XFT: Practical fault tolerance beyond crashes
Abstract
Despite years of intensive research, Byzantine fault-tolerant (BFT) systems have not yet been adopted in practice. This is due to additional cost of BFT in terms of resources, protocol complexity and performance, compared with crash fault-tolerance (CFT). This overhead of BFT comes from the assumption of a powerful adversary that can fully control not only the Byzantine faulty machines, but at the same time also the message delivery schedule across the entire network, effectively inducing communication asynchrony and partitioning otherwise correct machines at will. To many practitioners, however, such strong attacks appear irrelevant. In this paper, we introduce cross fault tolerance or XFT, a novel approach to building reliable and secure distributed systems and apply it to the classical state-machine replication (SMR) problem. In short, an XFT SMR protocol provides the reliability guarantees of widely used asynchronous CFT SMR protocols such as Paxos and Raft, but also tolerates Byzantine faults in combination with network asynchrony, as long as a majority of replicas are correct and communicate synchronously.
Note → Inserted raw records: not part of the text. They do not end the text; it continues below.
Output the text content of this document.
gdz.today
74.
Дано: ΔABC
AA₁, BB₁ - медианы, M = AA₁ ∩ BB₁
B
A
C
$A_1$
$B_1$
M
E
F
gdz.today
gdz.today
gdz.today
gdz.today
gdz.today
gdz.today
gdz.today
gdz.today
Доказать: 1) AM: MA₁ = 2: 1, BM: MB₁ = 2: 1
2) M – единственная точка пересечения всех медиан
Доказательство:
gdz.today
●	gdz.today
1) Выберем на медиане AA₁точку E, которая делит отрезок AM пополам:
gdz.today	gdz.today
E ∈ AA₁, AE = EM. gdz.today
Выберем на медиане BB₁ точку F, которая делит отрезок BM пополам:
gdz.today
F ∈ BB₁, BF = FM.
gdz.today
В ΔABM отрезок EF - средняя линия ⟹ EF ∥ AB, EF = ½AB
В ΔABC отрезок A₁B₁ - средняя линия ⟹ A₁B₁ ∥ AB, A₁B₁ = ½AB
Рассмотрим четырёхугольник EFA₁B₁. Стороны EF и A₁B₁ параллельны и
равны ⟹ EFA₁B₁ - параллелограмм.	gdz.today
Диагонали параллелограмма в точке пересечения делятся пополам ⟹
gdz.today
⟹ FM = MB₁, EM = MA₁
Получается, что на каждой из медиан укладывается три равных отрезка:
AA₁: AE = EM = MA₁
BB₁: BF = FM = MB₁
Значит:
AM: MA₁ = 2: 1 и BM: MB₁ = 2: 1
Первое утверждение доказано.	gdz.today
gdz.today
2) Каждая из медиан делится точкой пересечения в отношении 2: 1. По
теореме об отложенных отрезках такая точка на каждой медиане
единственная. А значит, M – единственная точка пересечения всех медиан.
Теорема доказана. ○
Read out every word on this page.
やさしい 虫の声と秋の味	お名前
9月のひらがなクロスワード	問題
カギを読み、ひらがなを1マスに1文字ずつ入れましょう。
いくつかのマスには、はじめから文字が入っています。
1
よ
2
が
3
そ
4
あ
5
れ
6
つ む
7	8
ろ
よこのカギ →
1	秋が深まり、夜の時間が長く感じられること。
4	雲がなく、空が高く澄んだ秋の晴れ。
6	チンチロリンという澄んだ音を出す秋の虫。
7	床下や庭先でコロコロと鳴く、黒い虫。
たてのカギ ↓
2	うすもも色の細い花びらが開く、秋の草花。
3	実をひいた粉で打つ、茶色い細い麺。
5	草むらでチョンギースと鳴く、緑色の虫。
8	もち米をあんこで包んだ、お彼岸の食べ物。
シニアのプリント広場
This allows the development of XFT systems at the price of CFT (already paid for in practice), yet with strictly stronger resilience than CFT - sometimes even stronger than BFT itself. As a showcase for XFT, we present XPaxos, the first XFT SMR protocol, and deploy it in a geo-replicated setting. Although it offers much stronger resilience than CFT SMR at no extra resource cost, the performance of XPaxos matches that of the state-of-the-art CFT protocols.